Suppose $\Omega$ is a bounded open simply connected region in $\mathbb{R}^2$, and let $u:\overline{\Omega} \to \mathbb{R}^2$. Suppose $u$ is divergence free. Then there exists a stream function $\psi$ such that $u = (-\partial_2 \psi, \partial_1 \psi)$.
I would like to know how regular $\psi$ is in terms of the regularity of $u$. Also, does the regularity of the boundary of $\Omega$ play a role here, and does $u$ need to be regular up to and including the boundary, or just on the interior?
In particular, I'm interested in the case $u \in C^1(\overline{\Omega})$. Can I say $\psi \in C^2(\overline{\Omega})$? Feel free to assuming $\partial \Omega$ is $C^2$ as well.
Since $u$ is divergence free, the rotated field $u^\perp := (-u_2,u_1)$ is conservative.

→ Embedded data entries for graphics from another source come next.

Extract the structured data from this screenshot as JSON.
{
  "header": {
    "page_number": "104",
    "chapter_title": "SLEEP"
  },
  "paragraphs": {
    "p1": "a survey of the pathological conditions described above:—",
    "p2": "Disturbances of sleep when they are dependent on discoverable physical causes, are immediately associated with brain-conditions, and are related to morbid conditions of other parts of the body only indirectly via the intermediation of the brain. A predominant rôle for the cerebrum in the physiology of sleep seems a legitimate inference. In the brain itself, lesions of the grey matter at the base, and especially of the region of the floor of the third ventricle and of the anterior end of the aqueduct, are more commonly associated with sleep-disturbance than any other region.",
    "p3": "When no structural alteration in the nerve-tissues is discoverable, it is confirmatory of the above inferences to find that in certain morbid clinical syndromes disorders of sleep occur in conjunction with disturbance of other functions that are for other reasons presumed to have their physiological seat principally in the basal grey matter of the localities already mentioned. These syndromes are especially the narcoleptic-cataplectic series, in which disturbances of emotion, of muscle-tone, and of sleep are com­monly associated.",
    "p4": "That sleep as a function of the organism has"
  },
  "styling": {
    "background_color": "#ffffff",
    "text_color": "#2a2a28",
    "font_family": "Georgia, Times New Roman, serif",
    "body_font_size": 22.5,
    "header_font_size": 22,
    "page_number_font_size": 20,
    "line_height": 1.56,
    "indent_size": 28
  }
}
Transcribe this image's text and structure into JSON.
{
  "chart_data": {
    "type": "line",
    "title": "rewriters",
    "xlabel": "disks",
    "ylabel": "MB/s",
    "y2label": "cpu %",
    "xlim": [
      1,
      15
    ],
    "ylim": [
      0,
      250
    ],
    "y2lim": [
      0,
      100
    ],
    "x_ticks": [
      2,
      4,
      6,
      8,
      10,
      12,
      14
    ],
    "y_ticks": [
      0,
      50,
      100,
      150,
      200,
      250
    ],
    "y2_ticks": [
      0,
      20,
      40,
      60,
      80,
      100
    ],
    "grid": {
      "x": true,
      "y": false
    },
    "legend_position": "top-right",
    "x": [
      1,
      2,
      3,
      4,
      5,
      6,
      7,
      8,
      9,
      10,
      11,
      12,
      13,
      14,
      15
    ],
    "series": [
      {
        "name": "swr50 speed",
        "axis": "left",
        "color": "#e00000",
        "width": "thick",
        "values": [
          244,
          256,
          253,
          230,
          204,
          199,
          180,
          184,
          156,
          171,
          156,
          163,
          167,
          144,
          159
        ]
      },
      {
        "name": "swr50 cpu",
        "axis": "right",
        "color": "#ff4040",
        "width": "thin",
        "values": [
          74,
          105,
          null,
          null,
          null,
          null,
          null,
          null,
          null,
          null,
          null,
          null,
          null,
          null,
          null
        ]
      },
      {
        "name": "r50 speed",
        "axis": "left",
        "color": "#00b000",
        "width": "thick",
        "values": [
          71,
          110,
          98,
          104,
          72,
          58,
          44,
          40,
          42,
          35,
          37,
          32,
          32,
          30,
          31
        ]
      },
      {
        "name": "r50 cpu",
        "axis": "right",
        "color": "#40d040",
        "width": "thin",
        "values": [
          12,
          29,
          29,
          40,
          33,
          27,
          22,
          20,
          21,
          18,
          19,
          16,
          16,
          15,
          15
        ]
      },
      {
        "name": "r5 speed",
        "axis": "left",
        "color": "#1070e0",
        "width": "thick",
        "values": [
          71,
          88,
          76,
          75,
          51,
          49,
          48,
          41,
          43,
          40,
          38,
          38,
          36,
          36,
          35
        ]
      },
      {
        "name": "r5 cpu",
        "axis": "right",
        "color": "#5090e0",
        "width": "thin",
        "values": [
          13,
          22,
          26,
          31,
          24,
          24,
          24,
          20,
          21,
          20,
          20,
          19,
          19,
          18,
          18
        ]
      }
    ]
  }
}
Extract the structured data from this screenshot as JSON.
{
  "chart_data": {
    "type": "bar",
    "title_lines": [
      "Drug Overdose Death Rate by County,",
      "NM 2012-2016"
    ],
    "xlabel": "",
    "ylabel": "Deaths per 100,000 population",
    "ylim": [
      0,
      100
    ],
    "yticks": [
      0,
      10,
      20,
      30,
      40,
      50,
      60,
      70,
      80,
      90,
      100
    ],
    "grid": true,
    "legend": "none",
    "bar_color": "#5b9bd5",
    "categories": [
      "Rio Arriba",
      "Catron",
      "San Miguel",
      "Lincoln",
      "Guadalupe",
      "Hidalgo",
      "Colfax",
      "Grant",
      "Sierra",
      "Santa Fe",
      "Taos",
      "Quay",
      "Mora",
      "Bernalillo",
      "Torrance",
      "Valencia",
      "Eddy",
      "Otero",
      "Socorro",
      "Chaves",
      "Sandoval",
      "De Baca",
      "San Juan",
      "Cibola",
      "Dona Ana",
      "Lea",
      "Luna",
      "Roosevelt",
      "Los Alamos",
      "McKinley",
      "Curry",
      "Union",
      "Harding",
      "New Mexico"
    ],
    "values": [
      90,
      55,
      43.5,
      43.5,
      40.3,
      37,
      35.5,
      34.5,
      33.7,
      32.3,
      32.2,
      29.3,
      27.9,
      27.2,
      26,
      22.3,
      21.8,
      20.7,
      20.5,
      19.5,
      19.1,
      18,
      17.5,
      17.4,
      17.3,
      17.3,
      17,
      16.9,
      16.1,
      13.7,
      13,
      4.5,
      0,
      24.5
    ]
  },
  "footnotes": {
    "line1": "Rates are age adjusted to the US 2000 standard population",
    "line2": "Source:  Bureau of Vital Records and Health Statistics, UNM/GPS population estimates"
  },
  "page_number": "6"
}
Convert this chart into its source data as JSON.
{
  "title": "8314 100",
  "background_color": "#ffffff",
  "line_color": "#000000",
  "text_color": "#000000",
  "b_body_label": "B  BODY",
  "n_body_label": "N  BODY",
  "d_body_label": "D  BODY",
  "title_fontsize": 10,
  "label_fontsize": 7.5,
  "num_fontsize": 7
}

Therefore, there exists $\psi$ such that $\nabla \psi = u^\perp$. Since $ u \in C^1(\overline{\Omega})$, we see that the first and second derivatives of $\psi$ continuously extend to $\overline{\Omega}$. To complete the proof of $\psi\in C^2(\overline{\Omega})$, it remains to show that $\psi$ itself extends continuously to $\overline{\Omega}$. This is where the geometry of the domain becomes relevant.
Since the boundary of $\Omega$ is smooth, it follows that $\Omega$ is quasiconvex: any two points $a,b\in \Omega$ can be joined by a curve of length at most $C|a-b|$. Integrating $\nabla \psi$ along this curve, we find that $\psi$ is Lipschitz in $\Omega$. Thus, it indeed extends continuously to the closure.